Of course, it would help if there weren't so many reductions of better Sonic Youth songs here. "Calming the Snake" uses the same "Come on down/Down to the river" line Gordon threatened more sinuously on "Nevermind (What Was It Anyway)," while "Malibu Gas Station" is a medley of the usual suspects (coy sexuality, Sonic Nurse drive, spooky finger-plucked intro). And I wish I knew more about the Berlin "model/activist" who inspired the Stooges-y "Anti-Orgasm" and its (parodic?) "Penetration destroys the party/Violation of a cosmic body" chants.

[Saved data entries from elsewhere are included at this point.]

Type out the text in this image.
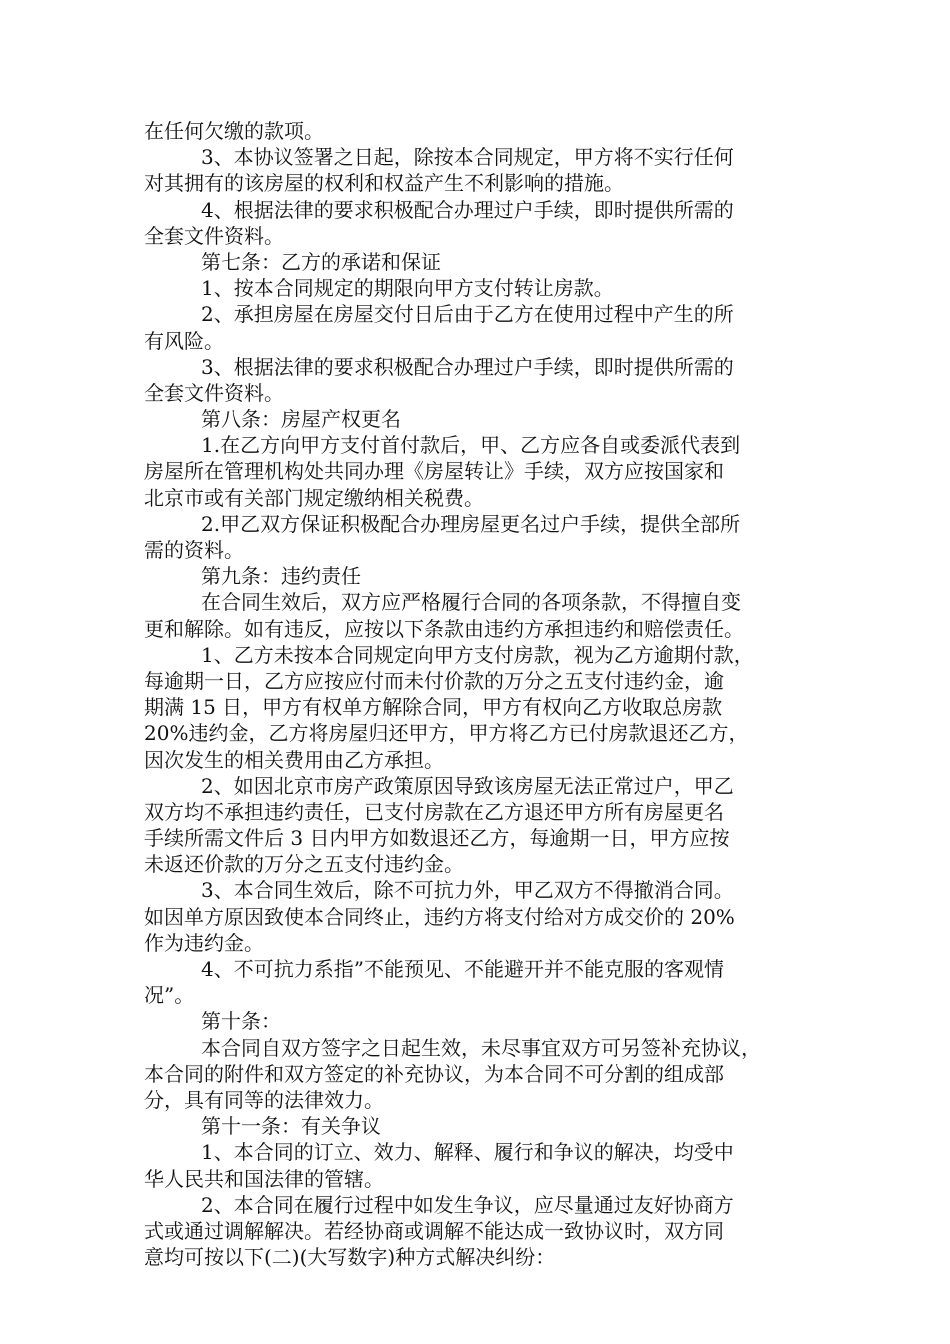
在任何欠缴的款项。
3、本协议签署之日起，除按本合同规定，甲方将不实行任何
对其拥有的该房屋的权利和权益产生不利影响的措施。
4、根据法律的要求积极配合办理过户手续，即时提供所需的
全套文件资料。
第七条：乙方的承诺和保证
1、按本合同规定的期限向甲方支付转让房款。
2、承担房屋在房屋交付日后由于乙方在使用过程中产生的所
有风险。
3、根据法律的要求积极配合办理过户手续，即时提供所需的
全套文件资料。
第八条：房屋产权更名
1.在乙方向甲方支付首付款后，甲、乙方应各自或委派代表到
房屋所在管理机构处共同办理《房屋转让》手续，双方应按国家和
北京市或有关部门规定缴纳相关税费。
2.甲乙双方保证积极配合办理房屋更名过户手续，提供全部所
需的资料。
第九条：违约责任
在合同生效后，双方应严格履行合同的各项条款，不得擅自变
更和解除。如有违反，应按以下条款由违约方承担违约和赔偿责任。
1、乙方未按本合同规定向甲方支付房款，视为乙方逾期付款，
每逾期一日，乙方应按应付而未付价款的万分之五支付违约金，逾
期满 15 日，甲方有权单方解除合同，甲方有权向乙方收取总房款
20%违约金，乙方将房屋归还甲方，甲方将乙方已付房款退还乙方，
因次发生的相关费用由乙方承担。
2、如因北京市房产政策原因导致该房屋无法正常过户，甲乙
双方均不承担违约责任，已支付房款在乙方退还甲方所有房屋更名
手续所需文件后 3 日内甲方如数退还乙方，每逾期一日，甲方应按
未返还价款的万分之五支付违约金。
3、本合同生效后，除不可抗力外，甲乙双方不得撤消合同。
如因单方原因致使本合同终止，违约方将支付给对方成交价的 20%
作为违约金。
4、不可抗力系指”不能预见、不能避开并不能克服的客观情
况”。
第十条：
本合同自双方签字之日起生效，未尽事宜双方可另签补充协议，
本合同的附件和双方签定的补充协议，为本合同不可分割的组成部
分，具有同等的法律效力。
第十一条：有关争议
1、本合同的订立、效力、解释、履行和争议的解决，均受中
华人民共和国法律的管辖。
2、本合同在履行过程中如发生争议，应尽量通过友好协商方
式或通过调解解决。若经协商或调解不能达成一致协议时，双方同
意均可按以下(二)(大写数字)种方式解决纠纷：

The Eternal feels clear indeed, like a window with nothing on the other side. For a band so historically evocative to make such a blankly them record after two decades of truly gunning it (yep, no missteps, not even NYC Ghosts and Flowers) is only natural. But to celebrate the freedom from its supposedly stifling tenure at the majors with a release of creativity so expedient you it could call it the band's No Line on the Horizon — established legends doing established things, and not particularly well for them, either — is a little troubling. The title "Massage the History" suggests they'll always know someone new to celebrate. The title "What We Know" suggests they seek new knowledge. But for the first time since the crucial addition of drummer Steve Shelley in 1985, the new Sonic Youth album doesn't offer much.